For this I have selected one from the Derwent box - the Indigo , but the technique is the same whatever the colour or brand, Some pencils are softer and require more care in cutting, some of the harder ones will take more pressure on the colour core. It is a case of ‘know your pencils’.
I chose the Derwent to demonstrate this process of pencil sharpening as these are slightly softer than many other brands, so they need a little more care. Some of the harder varieties will take careful sharpening in a hand driven spiral cutting desk sharpener, which I talk more about on the pencil sharpening page in the wax pencil section.
Note how I have the pencil held firmly in my hand and I can use my thumb to guide the craft knife.
The grip is a balance between the thumb and the other hand holding the knife so that movement is controlled with care.
I am also avoiding any sideways pressure on the pastel pigment core as the pastel is more delicate than either a graphite or a traditional coloured pencil. Too much sideways pressure is inclined to break the point.
The knife blade slices into the wood in a curved motion. I want to cut away wood without cutting too much of the core away.
So I now have a clear section of core and I can consider bringing this up to a point.
Of course we sometimes use the pencil with a flat surface to the pastel, and sharpening up to a fine point will be quite wasteful of the media in this case.
I usually keep a good point on all my pencils though, as they are mostly used to work detail after starting off with woodless hard pastel sticks.
To keep sideways pressure from breaking the new point, I now rest the tip of the pencil on a hard surface which has some grip. I have used a piece of scrap mount board today to rest the point on.
Using careful downward strokes, I remove pigment as a powder and keep turning the pencil as I work. This produces a fine point and a low chance of the point breaking.
You can save the powder in little pots and use it for the initial stages of a work, rubbing it into the clean pastel paper surface, but I don’t bother. I have too much pastel ‘bits and pieces’ saved already. You can see that the final stage does remove quite a lot of the pastel, though.
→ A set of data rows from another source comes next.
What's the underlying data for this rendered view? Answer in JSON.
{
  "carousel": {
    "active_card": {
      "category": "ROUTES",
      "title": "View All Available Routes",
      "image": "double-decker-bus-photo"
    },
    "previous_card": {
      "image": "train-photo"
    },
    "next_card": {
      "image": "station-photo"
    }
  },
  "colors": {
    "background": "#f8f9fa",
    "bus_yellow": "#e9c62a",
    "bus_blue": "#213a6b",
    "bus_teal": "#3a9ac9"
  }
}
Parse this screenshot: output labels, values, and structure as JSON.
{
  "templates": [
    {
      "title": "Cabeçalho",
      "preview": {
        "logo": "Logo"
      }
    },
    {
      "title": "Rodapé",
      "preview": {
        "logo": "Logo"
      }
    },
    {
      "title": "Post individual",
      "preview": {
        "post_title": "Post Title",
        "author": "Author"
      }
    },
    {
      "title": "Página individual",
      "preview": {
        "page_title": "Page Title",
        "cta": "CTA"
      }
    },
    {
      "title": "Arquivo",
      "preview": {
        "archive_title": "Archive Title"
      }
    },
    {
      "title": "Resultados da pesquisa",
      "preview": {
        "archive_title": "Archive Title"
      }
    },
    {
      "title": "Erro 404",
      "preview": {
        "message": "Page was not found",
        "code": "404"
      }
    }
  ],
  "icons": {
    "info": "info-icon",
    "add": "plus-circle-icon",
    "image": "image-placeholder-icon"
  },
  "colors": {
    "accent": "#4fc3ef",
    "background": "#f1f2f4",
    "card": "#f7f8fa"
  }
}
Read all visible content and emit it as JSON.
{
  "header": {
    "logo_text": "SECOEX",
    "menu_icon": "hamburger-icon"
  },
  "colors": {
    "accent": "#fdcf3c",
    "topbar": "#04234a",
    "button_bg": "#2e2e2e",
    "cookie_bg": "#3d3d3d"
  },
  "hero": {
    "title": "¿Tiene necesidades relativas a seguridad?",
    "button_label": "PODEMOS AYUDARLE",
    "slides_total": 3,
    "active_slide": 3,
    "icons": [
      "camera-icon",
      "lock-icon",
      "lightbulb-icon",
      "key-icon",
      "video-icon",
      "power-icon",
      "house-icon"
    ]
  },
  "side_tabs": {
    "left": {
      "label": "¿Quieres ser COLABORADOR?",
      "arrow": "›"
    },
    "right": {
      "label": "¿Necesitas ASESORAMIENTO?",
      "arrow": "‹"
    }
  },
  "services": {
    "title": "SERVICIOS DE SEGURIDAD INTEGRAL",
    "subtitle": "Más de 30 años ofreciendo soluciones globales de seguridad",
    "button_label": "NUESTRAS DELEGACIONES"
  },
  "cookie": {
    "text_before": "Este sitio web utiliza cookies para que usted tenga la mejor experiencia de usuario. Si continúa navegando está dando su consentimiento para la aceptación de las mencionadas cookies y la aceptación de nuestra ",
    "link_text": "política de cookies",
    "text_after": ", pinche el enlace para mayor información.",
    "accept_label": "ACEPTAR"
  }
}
I recommend that you try to get used to the above method of pencil sharpening. It is economic to use and once you get the technique, it produces the most reliable point, in the shape you want, without the risk of breakages from a machine.
However, many folk find sharpening with a knife difficult.
The Derwent Pencil Sharpening stand and knife set may be an option that makes it easier.
These work well if you have a problem holding and using a knife as they provide a good base to hold the pencil while it is cut with the sharp craft blade. I take one or two with me on courses, and some people find them helpful, particularly if they suffer from arthritis.
I must admit I prefer to sharpen pastel pencils as shown in the demonstration above, it is just a question of what you find helpful to keep a good sharp point on your pencil.
Firstly, I can suggest what NOT to use.
Powered sharpeners with spiral cutters do work for a while, but the pencils tend to jam up the cutters with powder and when a fragile lead breaks inside the cutters it can be difficult to take the machine apart to clean out the point space.
Some machines like the Jakar 5151 (referred to in my wax pencil sharpening topic) can be taken apart, and the cutters replaced, but the operation is not easy. The Big Swordfish machines referred to in the same article are impossible to strip down and clean out.
Overall, the powered machines tend to apply too much vibration to the fragile colour strip in a pastel pencil and considering the price and need for a power source, I will discount them.
This leaves us with hand operated machines.
Ones with a single blade will blunt quite quickly against the abrasive content of pastel pencils, and a blunt blade will be likely to break the point being cut.
This is why I will always stick to my craft knife method of pastel pencil sharpening.